The cold felt different today.
Still sharp, still biting, but no longer surprising. Jake's body had stopped fighting it. His skin stayed numb most mornings, and his breath misted in short, shallow bursts as he crawled out of the hollow. The soreness in his muscles, the ache in his stomach — all old companions now.
The air smelled wet. The snow had thinned in patches, leaving slick, frozen mud beneath. Thin sheets of ice coated puddles near the stream. The sun hung low, a pale, distant smear in a sky the color of old paper.
He drank from the stream with careful hands. The water tasted better after sitting still overnight, clearer, less muddy. He didn't know if it was safer. Didn't care. It went down easier than it had days before.
That meant something.
Jake wiped his mouth on his sleeve and scanned the trees.
No movement.
A week ago — or maybe it was two — he would've called that a bad omen. Now it felt like breathing room.
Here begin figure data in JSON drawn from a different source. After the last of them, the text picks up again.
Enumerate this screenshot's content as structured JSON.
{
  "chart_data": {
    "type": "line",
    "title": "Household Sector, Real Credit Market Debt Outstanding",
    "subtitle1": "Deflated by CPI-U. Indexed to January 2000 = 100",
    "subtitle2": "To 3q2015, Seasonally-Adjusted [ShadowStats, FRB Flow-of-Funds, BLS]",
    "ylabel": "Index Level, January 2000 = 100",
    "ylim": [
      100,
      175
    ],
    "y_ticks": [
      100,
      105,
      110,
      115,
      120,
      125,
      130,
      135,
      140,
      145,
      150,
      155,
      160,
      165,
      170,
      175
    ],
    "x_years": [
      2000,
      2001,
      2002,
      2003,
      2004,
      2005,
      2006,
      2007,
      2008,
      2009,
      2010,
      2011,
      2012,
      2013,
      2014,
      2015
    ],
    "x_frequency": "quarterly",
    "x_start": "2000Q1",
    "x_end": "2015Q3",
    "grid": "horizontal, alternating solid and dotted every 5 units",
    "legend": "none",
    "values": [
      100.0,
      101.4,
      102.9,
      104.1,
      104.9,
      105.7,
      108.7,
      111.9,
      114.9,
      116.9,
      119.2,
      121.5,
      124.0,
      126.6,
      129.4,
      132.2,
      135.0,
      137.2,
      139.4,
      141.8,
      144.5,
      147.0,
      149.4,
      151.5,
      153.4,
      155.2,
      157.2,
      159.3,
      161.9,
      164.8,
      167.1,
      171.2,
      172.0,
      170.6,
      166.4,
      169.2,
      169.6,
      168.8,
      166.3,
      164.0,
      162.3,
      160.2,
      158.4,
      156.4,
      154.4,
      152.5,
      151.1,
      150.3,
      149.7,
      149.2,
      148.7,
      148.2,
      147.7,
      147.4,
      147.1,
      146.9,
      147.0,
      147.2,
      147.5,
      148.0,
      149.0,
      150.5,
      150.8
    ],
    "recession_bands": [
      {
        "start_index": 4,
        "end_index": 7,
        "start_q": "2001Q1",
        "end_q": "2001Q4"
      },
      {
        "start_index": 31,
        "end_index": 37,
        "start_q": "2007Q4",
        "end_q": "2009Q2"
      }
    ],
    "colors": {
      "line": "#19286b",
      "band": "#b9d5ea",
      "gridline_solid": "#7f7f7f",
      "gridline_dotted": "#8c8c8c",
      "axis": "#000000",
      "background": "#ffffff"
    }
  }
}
The fire pit by his hollow was little more than a ring of blackened stone. He knelt beside it, turning damp, broken branches in his hands, testing for dry spots under the bark.
It was habit now.
A thing he did without thinking.
Most were too wet, but one… one snapped clean in his hands. The inside dry as bone.
Jake blinked.
He broke another, smaller twig from the pile.
Dry.
The smallest, dumbest thing, but his chest tightened like he'd won something.
He arranged the twigs into a loose bundle, then added curls of dead grass, scraped thin with his pocketknife. The motion felt smoother today. Not effortless, but less clumsy. His fingers didn't fumble as much.
He struck a spark.
It hissed.
Nothing.
He tried again.
The spark caught.
Just a faint glow at first — a thread of orange in the dark mess of kindling.
Jake blew on it, careful, steady.
The ember bloomed, caught the grass, and spread to the dry twigs. Tiny flames licked at the branches, snapping soft and blue in the cold air.
His hands shook.
Not from cold this time.
It was a good fire.
Not huge. Not long-lasting. But clean, hot, and fast.
He held his hands out over it, letting warmth creep back into his fingers. His skin stung, pink from the cold. The ache in his joints dulled.
A small victory.
For the first time in days — maybe weeks — Jake didn't immediately think about moving camp or setting a snare or what might be waiting in the trees.
He just sat there.
Letting the fire warm him.
Letting it be enough.
The wind rattled through the trees, stirring the embers. Jake added another dry twig, watching the flames climb higher.
His stomach cramped, a reminder it wasn't a perfect day.
But he didn't feel hopeless.
Not like before.
Not like when every trap he'd set came up empty, when his hands bled from carving arrow shafts, when he thought about just lying down in the snow and letting the cold do what it wanted.
This was something.
Better than nothing.
After a while, he got up and checked the line of simple snares he'd laid two days before — a crude ring of wire near the stream, another looped through a narrow trail he'd seen animals using after the storm.
No rabbits.
But one snare was disturbed. Half-pulled from its place, the loop twisted. No blood. No fur.
Still. Something had come through.
It meant he wasn't wasting his time.
Jake knelt and reset the wire, tightening the knot, smoothing the trail around it. His fingers worked faster, less clumsy. He wasn't good at this yet — not like his dad would've been — but it wasn't guesswork anymore.
He knew what to look for.
What to avoid.
He tracked prints in the snow a little way before they vanished into the brush. Fox, maybe. Too fast for him. Too smart.
He left it.
Back at camp, the fire was still alive, coals glowing bright in the pit. He added more twigs and watched it flare back to life.
A good fire.
He grinned, just a little. It felt weird on his face.
Unfamiliar.
Not a laugh.
Not even a smile.
But something.
As the sun dipped lower, Jake worked on a better shelter. He found a thick branch fallen from an old pine and dragged it back. Stuck it into the earth beside the hollow. Fastened his torn tarp over it at a slant with wire, building a crude lean-to.
The tarp stretched tight enough to shed water now.
Another small win.
By the time dusk fell, Jake had a fire, a half-stable shelter, and dry kindling for tomorrow.
His stomach still hurt.
His throat still scratched.
But for the first time in days, the cold didn't feel like it was clawing at his bones.
He sat by the fire, his hands warmed, and let the silence settle. The night sounds didn't spook him as much. A distant owl hooted. Leaves shifted. Somewhere far off, a walker groaned.
Jake didn't move.
Didn't reach for his bow.
The dead would come if they came.
Same as always.
But tonight, he had a fire.
A real one.
And it made the dark feel a little smaller.
He pulled his jacket tight and leaned back against the dirt wall.
Tomorrow, he'd check the snares earlier.
Maybe test a new spot near the ridge.
He didn't think about his parents this time.
Didn't need to.
Because tomorrow, he had work to do.